By implementing only that 1% of a real database's functionality that this task requires. Consider: you have only one table, no updates or deletes or transactions, fixed schema, and very, very simple queries.
So it's just a matter of parsing the CSV into some native data structure in your favorite language and then computing sort indices of the columns by which rows might be queried.
And sadly you don't even need to create sort indices. Just reading the data into a list of tuples and a few list comprehensions would provide all the querying needed (it wouldn't be efficient but most candidates can't even get that far)
Admittedly a database would make the querying more efficient (this is actually probably a good use case for Mongo), but you could just keep a dictionary for each query-able field if you want better than O(n).
Only once they ask for efficient Levenstein-distance-supporting search do you need to use any brainpower.

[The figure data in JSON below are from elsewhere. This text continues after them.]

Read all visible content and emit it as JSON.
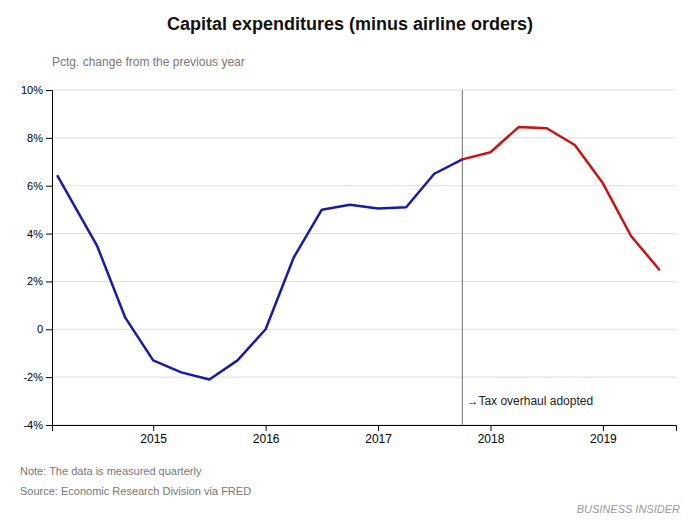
{
  "chart_data": {
    "type": "line",
    "title": "Capital expenditures (minus airline orders)",
    "subtitle": "Pctg. change from the previous year",
    "note": "Note: The data is measured quarterly",
    "source": "Source: Economic Research Division via FRED",
    "watermark": "BUSINESS INSIDER",
    "series": [
      {
        "color": "#1a1aaa",
        "x": [
          2014.15,
          2014.5,
          2014.75,
          2015.0,
          2015.25,
          2015.5,
          2015.75,
          2016.0,
          2016.25,
          2016.5,
          2016.75,
          2017.0,
          2017.25,
          2017.5,
          2017.75
        ],
        "values": [
          6.4,
          3.5,
          0.5,
          -1.3,
          -1.8,
          -2.1,
          -1.3,
          0.0,
          3.0,
          5.0,
          5.2,
          5.05,
          5.1,
          6.5,
          7.1
        ]
      },
      {
        "color": "#cc1111",
        "x": [
          2017.75,
          2018.0,
          2018.25,
          2018.5,
          2018.75,
          2019.0,
          2019.25,
          2019.5
        ],
        "values": [
          7.1,
          7.4,
          8.45,
          8.4,
          7.7,
          6.1,
          3.9,
          2.5
        ]
      }
    ],
    "vlines": [
      {
        "x": 2017.75,
        "color": "#888888"
      }
    ],
    "annotations": [
      {
        "text": "→Tax overhaul adopted",
        "x": 2017.75,
        "y": -3.0
      }
    ],
    "xlim": [
      2014.1,
      2019.65
    ],
    "xticks": [
      2015,
      2016,
      2017,
      2018,
      2019
    ],
    "ylim": [
      -4,
      10
    ],
    "yticks": [
      {
        "value": -4,
        "label": "-4%"
      },
      {
        "value": -2,
        "label": "-2%"
      },
      0,
      {
        "value": 2,
        "label": "2%"
      },
      {
        "value": 4,
        "label": "4%"
      },
      {
        "value": 6,
        "label": "6%"
      },
      {
        "value": 8,
        "label": "8%"
      },
      {
        "value": 10,
        "label": "10%"
      }
    ],
    "grid": "y"
  }
}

N.b. if you choose to parse CSV from scratch, make sure to handle commas in quoted text as well as escaped quotes. The better approach is to grab a library or code snippet and call it a day.
For example in python:
1. Load the CSV file using the csv lib in a list of dictionary
2. Fill a sqlite database with the list
3. Read wathever the user asked for (ex: movies longer than 100 minutes and release date before 1999) and build a SQL query
4. Display results
Well - I'd probably write my own database from scratch. If the list was short enough and time tight enough, I might just let it be an array stored in memory, but I guess that would cause performance problems after more than a couple hundred lines.
for interviews I'd say even straight dumping data into the file system and retrieving later when the user needs it would be a somewhat valid approach. It's more important that the candidate is able to explain the reason he choose this approach over holding everything in memory (writing/retrieval overhead vs. memory limitation, etc), given the data size/structure of the assignment.
If candidates reason well about design decisions of their implementation, perfect or not, it at least tells me they are reliable developers who do not jump into coding before thinking carefully.
It obviously is, for a suitable loose use of the term, "writing your own database from scratch" (unless you are using an existing library, for which many languages have ones that can be leveraged in the stdlib, including often ones that bring in SQLite). But doing a database of this extremely minimal complexity, or leveraging existing libraries to provide the functionality, is a pretty basic task that anyone expecting to get employed to do software development should be able to do with the conditions described.